Estimating distance between two servers by IP address
I was reading the GFS (Google File System) paper, and there's a statement:
Our network topology is simple enough that "distances" can be accurately estimated from IP addresses
I was curious about how this might actually work in practice and would appreciate it if anyone had any ideas.
That's called an IP numbering plan and would be similar to how POTS telephone numbers have a country code prefix, an area code and a local subscriber number and are not completely randomly assigned.
You can then infer similar information, the same area code is in the same DC, an area code +1 or -2 is still nearby or possibly a different quadrant in the same DC and a large off-set in area codes or a different country code is almost certainly long distance.
Which is much more than "everything within the same subnet must be nearby" that would be the only safe assumption to make otherwise, without consulting routing tables.
For instance when ip-address ranges are assigned on a as needed policy, you could get that 10.1.2.0/24 ends in up Ireland, 10.1.3.0/24 in Hong Kong, 10.1.4.0/24 ends in up Los Angeles, with 10.1.5.0/24 in San Francisco nearby and 10.1.6.0/24 bringing you all the way to Sydney.
It looks as though the paper was referring to an addressing scheme the organization itself controls, hence they know exactly where specific IP blocks are being used. They probably have something akin to a list of IP blocks that correspond to a given datacenter and can therefore correlate the source and dest IP addresses to netblocks, datacenters and physical addresses or GPS coords.

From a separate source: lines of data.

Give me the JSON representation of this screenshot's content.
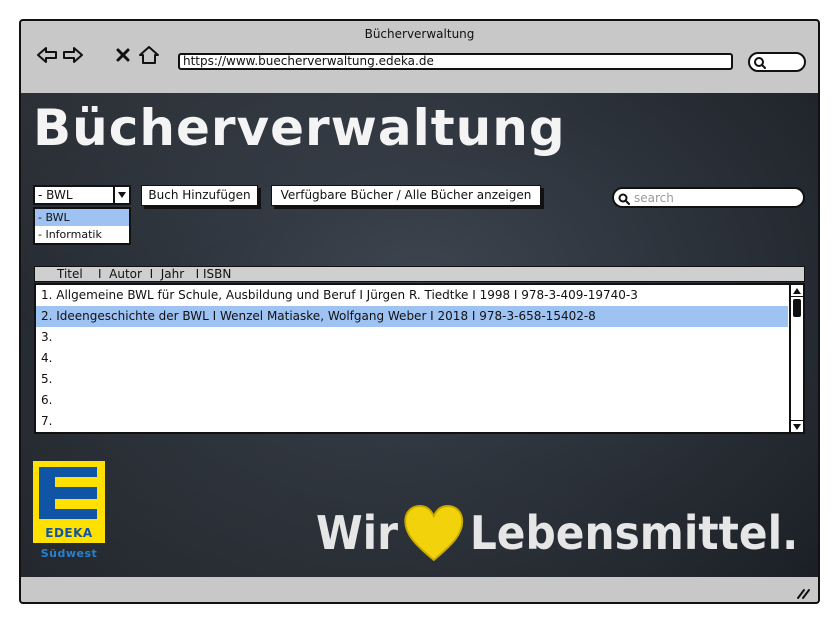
{
  "window": {
    "title": "Bücherverwaltung",
    "url": "https://www.buecherverwaltung.edeka.de"
  },
  "page": {
    "heading": "Bücherverwaltung"
  },
  "category_select": {
    "selected": "- BWL",
    "options": [
      "- BWL",
      "- Informatik"
    ]
  },
  "toolbar": {
    "add_book_label": "Buch Hinzufügen",
    "toggle_view_label": "Verfügbare Bücher / Alle Bücher anzeigen"
  },
  "search": {
    "placeholder": "search"
  },
  "table": {
    "header": "Titel    I  Autor  I  Jahr   I ISBN",
    "rows": [
      "1. Allgemeine BWL für Schule, Ausbildung und Beruf I Jürgen R. Tiedtke  I 1998 I 978-3-409-19740-3",
      "2. Ideengeschichte der BWL I Wenzel Matiaske, Wolfgang Weber I 2018 I 978-3-658-15402-8",
      "3.",
      "4.",
      "5.",
      "6.",
      "7."
    ]
  },
  "branding": {
    "logo_name": "EDEKA",
    "logo_region": "Südwest",
    "slogan_left": "Wir",
    "slogan_right": "Lebensmittel.",
    "colors": {
      "edeka_yellow": "#ffe000",
      "edeka_blue": "#1055a5",
      "heart_yellow": "#f2d20a"
    }
  },
  "icons": {
    "back": "arrow-left-icon",
    "forward": "arrow-right-icon",
    "close": "close-icon",
    "home": "home-icon",
    "search": "search-icon",
    "dropdown": "chevron-down-icon",
    "heart": "heart-icon",
    "resize": "resize-grip-icon"
  },
  "colors": {
    "selection": "#9ec2f2",
    "chalkboard": "#2a3038"
  }
}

You could also do something similar with any IP addresses. There are several Geo-IP services that can geolocate a given IP address to a city/state, zip code, or GPS coords. Obviously there is a margin of error since those services have no way to know exactly where an IP address is in use, but for the most part they'll get you close. If you're trying to calculate distance between a server in California and one in NYC, then for the most part the error margin won't amount to much over that much distance, but if you're trying to calculate distance between an IP in North Florida and another one in Southern Georgia then your result probably won't be nearly as accurate.
Another pitfall to the public Geo-IP services is they have no idea what the internal network structure looks like, so for instance if an organization headquartered in Chicago backhauls all of their branch office traffic over their private network then you might see physical locations in Arizona with what appears to be a Chicago IP.